The prevention of heart failure is a healthcare priority, and in 2005 researchers from Ireland launched a trial to test a strategy that used brain-type natriuretic peptide (BNP) to identify candidates for intensive management of risk factors.
The strategy cut risk of left ventricular dysfunction of heart failure during four years of follow-up when compared with standard primary care management (5.3% (37/697) v 8.7% (59/677); ods ratio 0.57, 95% CI 0.38 to 0.86).

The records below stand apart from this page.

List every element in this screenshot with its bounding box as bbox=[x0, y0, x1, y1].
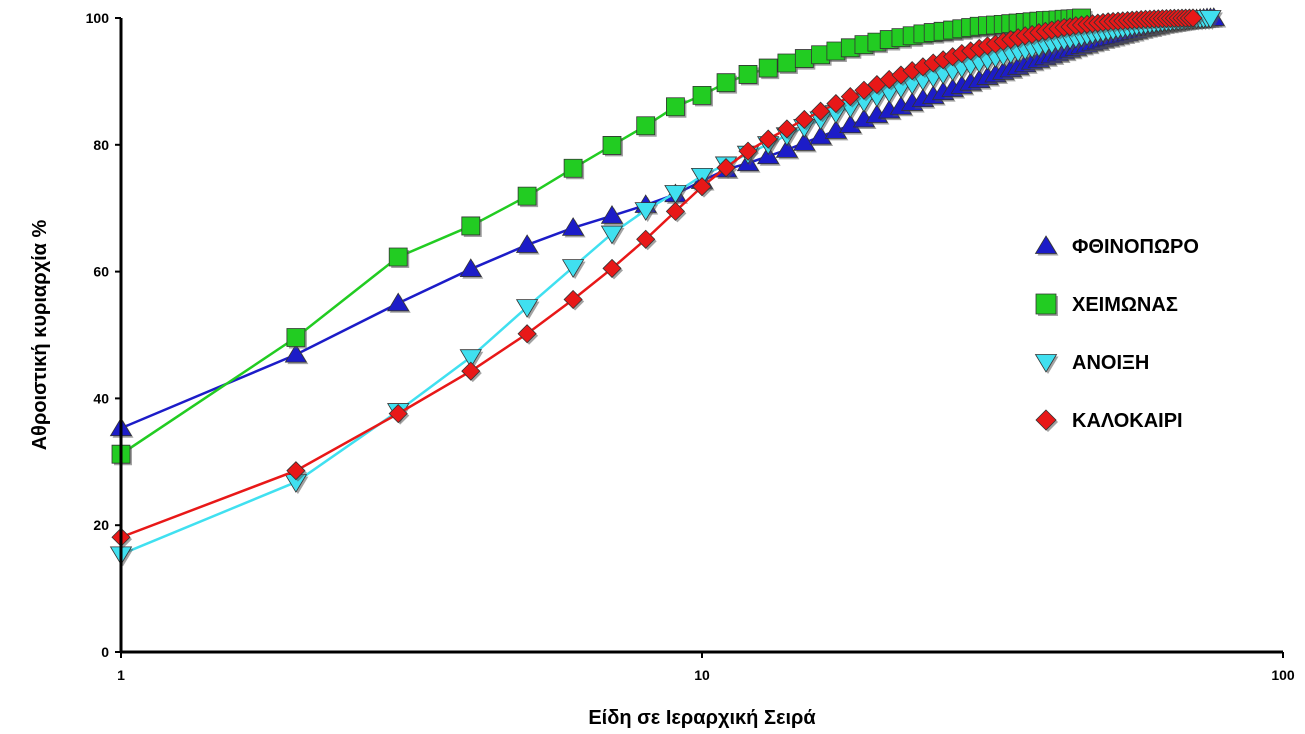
legend-entry: ΧΕΙΜΩΝΑΣ bbox=[1035, 293, 1178, 316]
data-point bbox=[826, 94, 846, 114]
data-point bbox=[517, 186, 537, 206]
data-point bbox=[600, 205, 624, 224]
legend-marker bbox=[1034, 235, 1058, 254]
data-point bbox=[824, 120, 848, 139]
y-tick-label: 40 bbox=[93, 390, 109, 406]
data-point bbox=[794, 49, 814, 68]
y-axis-title: Αθροιστική κυριαρχία % bbox=[29, 219, 51, 450]
legend-label: ΑΝΟΙΞΗ bbox=[1072, 352, 1149, 374]
series-line bbox=[120, 16, 1194, 539]
data-point bbox=[286, 328, 306, 347]
data-point bbox=[716, 158, 736, 178]
x-tick-label: 1 bbox=[117, 667, 125, 683]
data-point bbox=[826, 41, 846, 61]
data-point bbox=[840, 87, 860, 107]
legend-marker bbox=[1035, 293, 1057, 315]
data-point bbox=[664, 185, 687, 204]
legend-entry: ΚΑΛΟΚΑΙΡΙ bbox=[1035, 409, 1183, 432]
data-point bbox=[461, 361, 481, 381]
data-point bbox=[738, 141, 758, 161]
legend-entry: ΑΝΟΙΞΗ bbox=[1034, 352, 1149, 374]
data-point bbox=[634, 202, 657, 221]
legend-marker bbox=[1034, 354, 1058, 373]
series-2 bbox=[109, 10, 1223, 567]
data-point bbox=[777, 119, 797, 139]
data-point bbox=[461, 216, 481, 236]
data-point bbox=[793, 132, 816, 151]
legend-entry: ΦΘΙΝΟΠΩΡΟ bbox=[1034, 235, 1199, 258]
data-point bbox=[563, 158, 583, 178]
data-point bbox=[665, 201, 685, 221]
data-point bbox=[758, 58, 778, 78]
legend-label: ΧΕΙΜΩΝΑΣ bbox=[1072, 294, 1178, 316]
data-point bbox=[809, 125, 832, 145]
data-point bbox=[515, 299, 539, 318]
y-tick-label: 20 bbox=[93, 517, 109, 533]
data-point bbox=[561, 217, 585, 236]
x-axis-title: Είδη σε Ιεραρχική Σειρά bbox=[588, 707, 816, 729]
data-point bbox=[738, 65, 758, 84]
data-point bbox=[1199, 10, 1222, 29]
data-point bbox=[636, 116, 656, 136]
series-3 bbox=[111, 8, 1205, 549]
data-point bbox=[1183, 8, 1203, 28]
data-point bbox=[388, 404, 408, 424]
data-point bbox=[636, 229, 656, 249]
data-point bbox=[517, 324, 537, 344]
data-point bbox=[284, 343, 308, 363]
data-point bbox=[563, 289, 583, 310]
data-point bbox=[387, 292, 410, 312]
data-point bbox=[756, 145, 780, 165]
data-point bbox=[600, 225, 624, 245]
data-point bbox=[459, 258, 483, 277]
tick-labels: 0 20 40 60 80 100 1 10 100 bbox=[86, 10, 1295, 683]
data-point bbox=[692, 177, 712, 197]
legend-label: ΦΘΙΝΟΠΩΡΟ bbox=[1072, 236, 1199, 258]
data-point bbox=[602, 136, 622, 155]
x-tick-label: 100 bbox=[1271, 667, 1295, 683]
data-point bbox=[758, 129, 778, 149]
y-tick-label: 80 bbox=[93, 137, 109, 153]
data-point bbox=[777, 53, 797, 73]
data-point bbox=[459, 349, 483, 368]
data-point bbox=[602, 258, 622, 278]
data-point bbox=[854, 80, 874, 100]
data-point bbox=[811, 101, 831, 121]
data-point bbox=[794, 109, 814, 130]
y-tick-label: 60 bbox=[93, 264, 109, 280]
plot-area bbox=[109, 7, 1227, 567]
y-tick-label: 100 bbox=[86, 10, 110, 26]
series-1 bbox=[111, 8, 1093, 466]
data-point bbox=[716, 73, 736, 93]
legend: ΦΘΙΝΟΠΩΡΟ ΧΕΙΜΩΝΑΣ ΑΝΟΙΞΗ ΚΑΛΟΚΑΙΡΙ bbox=[1034, 235, 1199, 432]
data-point bbox=[692, 85, 712, 105]
x-tick-label: 10 bbox=[694, 667, 710, 683]
data-point bbox=[561, 259, 585, 278]
legend-label: ΚΑΛΟΚΑΙΡΙ bbox=[1072, 410, 1183, 432]
legend-marker bbox=[1035, 409, 1057, 431]
data-point bbox=[666, 97, 685, 117]
data-point bbox=[775, 139, 799, 158]
data-point bbox=[515, 234, 539, 253]
y-tick-label: 0 bbox=[101, 644, 109, 660]
data-point bbox=[388, 247, 408, 267]
data-point bbox=[286, 461, 306, 481]
series-0 bbox=[109, 7, 1227, 438]
data-point bbox=[811, 45, 830, 65]
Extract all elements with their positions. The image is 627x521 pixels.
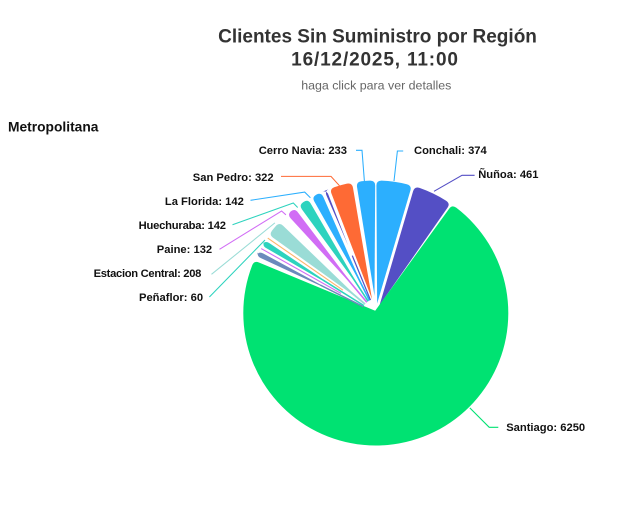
svg-text:Paine: 132: Paine: 132 — [157, 244, 212, 256]
svg-text:Peñaflor: 60: Peñaflor: 60 — [139, 292, 203, 304]
svg-text:Conchali: 374: Conchali: 374 — [414, 145, 488, 157]
svg-text:La Florida: 142: La Florida: 142 — [165, 196, 244, 208]
svg-text:San Pedro: 322: San Pedro: 322 — [193, 172, 274, 184]
svg-text:Cerro Navia: 233: Cerro Navia: 233 — [259, 145, 347, 157]
svg-text:Huechuraba: 142: Huechuraba: 142 — [139, 220, 226, 232]
svg-text:Santiago: 6250: Santiago: 6250 — [506, 422, 585, 434]
svg-text:16/12/2025, 11:00: 16/12/2025, 11:00 — [291, 50, 459, 71]
svg-text:haga click para ver detalles: haga click para ver detalles — [301, 78, 451, 92]
svg-text:Metropolitana: Metropolitana — [8, 119, 99, 134]
svg-text:Clientes Sin Suministro por Re: Clientes Sin Suministro por Región — [218, 27, 537, 48]
svg-text:Estacion Central: 208: Estacion Central: 208 — [94, 268, 202, 280]
svg-text:Ñuñoa: 461: Ñuñoa: 461 — [478, 168, 538, 181]
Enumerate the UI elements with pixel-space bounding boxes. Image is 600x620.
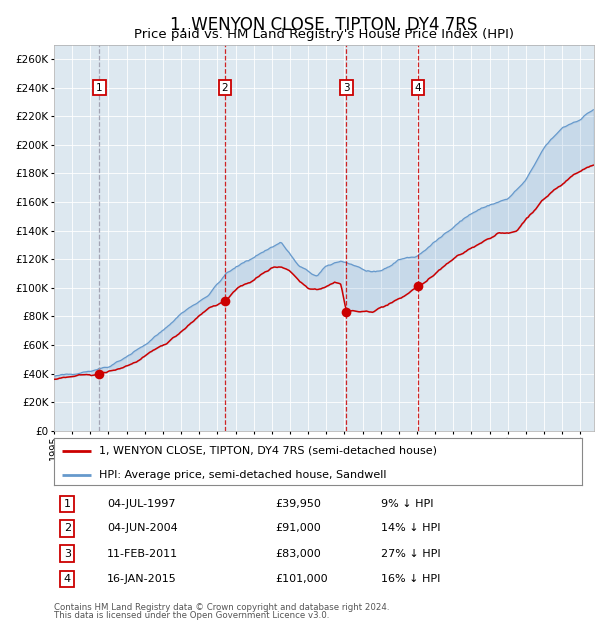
Text: Contains HM Land Registry data © Crown copyright and database right 2024.: Contains HM Land Registry data © Crown c… [54,603,389,612]
Text: HPI: Average price, semi-detached house, Sandwell: HPI: Average price, semi-detached house,… [99,469,386,480]
Text: £83,000: £83,000 [276,549,322,559]
Text: £101,000: £101,000 [276,574,328,584]
Text: 1: 1 [64,499,71,509]
Text: 2: 2 [64,523,71,533]
Text: 1, WENYON CLOSE, TIPTON, DY4 7RS: 1, WENYON CLOSE, TIPTON, DY4 7RS [170,16,478,33]
Text: Price paid vs. HM Land Registry's House Price Index (HPI): Price paid vs. HM Land Registry's House … [134,28,514,41]
Text: 11-FEB-2011: 11-FEB-2011 [107,549,178,559]
Text: 3: 3 [64,549,71,559]
Text: 14% ↓ HPI: 14% ↓ HPI [382,523,441,533]
Text: 1, WENYON CLOSE, TIPTON, DY4 7RS (semi-detached house): 1, WENYON CLOSE, TIPTON, DY4 7RS (semi-d… [99,446,437,456]
Text: 16% ↓ HPI: 16% ↓ HPI [382,574,441,584]
Text: £91,000: £91,000 [276,523,322,533]
Text: 04-JUL-1997: 04-JUL-1997 [107,499,175,509]
Text: This data is licensed under the Open Government Licence v3.0.: This data is licensed under the Open Gov… [54,611,329,620]
Text: £39,950: £39,950 [276,499,322,509]
Text: 4: 4 [64,574,71,584]
Text: 04-JUN-2004: 04-JUN-2004 [107,523,178,533]
Text: 2: 2 [221,82,228,92]
Text: 27% ↓ HPI: 27% ↓ HPI [382,549,441,559]
Text: 4: 4 [415,82,421,92]
Text: 16-JAN-2015: 16-JAN-2015 [107,574,176,584]
Text: 1: 1 [96,82,103,92]
Text: 3: 3 [343,82,350,92]
Text: 9% ↓ HPI: 9% ↓ HPI [382,499,434,509]
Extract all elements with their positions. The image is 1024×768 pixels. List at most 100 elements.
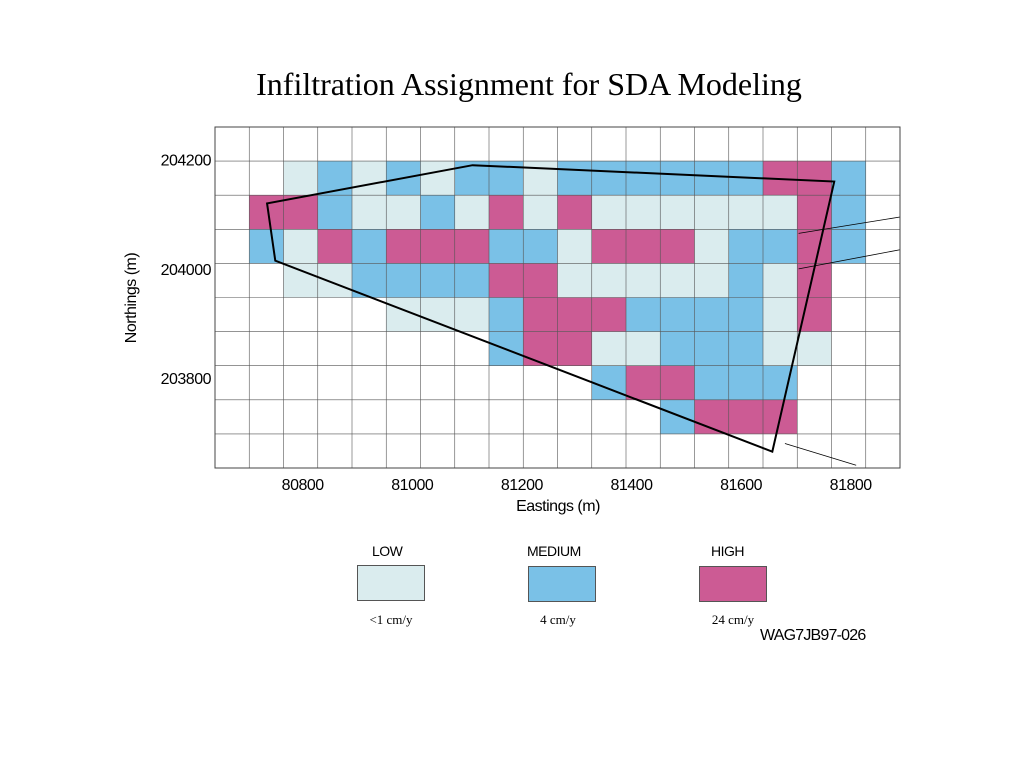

In the intervention group, adults with high concentrations of BNP (=> 50 pg/mL) were referred for specialist management including a Doppler echocardiogram, optimisation of drug treatments, and coaching by a nurse who targeted risk factors, encouraged adherence, and gave lifestyle advice. All participants had cardiovascular risk factors, most commonly hypertension and lipid disorders.
Recruitment was slow, and the authors had to change their combined primary outcome half way through to improve power. Only a few patients in either group developed symptomatic heart failure, so the primary findings were mainly down to a reduction in asymptomatic ventricular dysfunction.
It is argued that the next generation of trials will need to be much bigger and more efficient. Researchers and clinicians need to know whether complex interventions like this can prevent symptoms, improve exercise capacity, or prolong survival, and whether they can do it cost effectively on a large scale.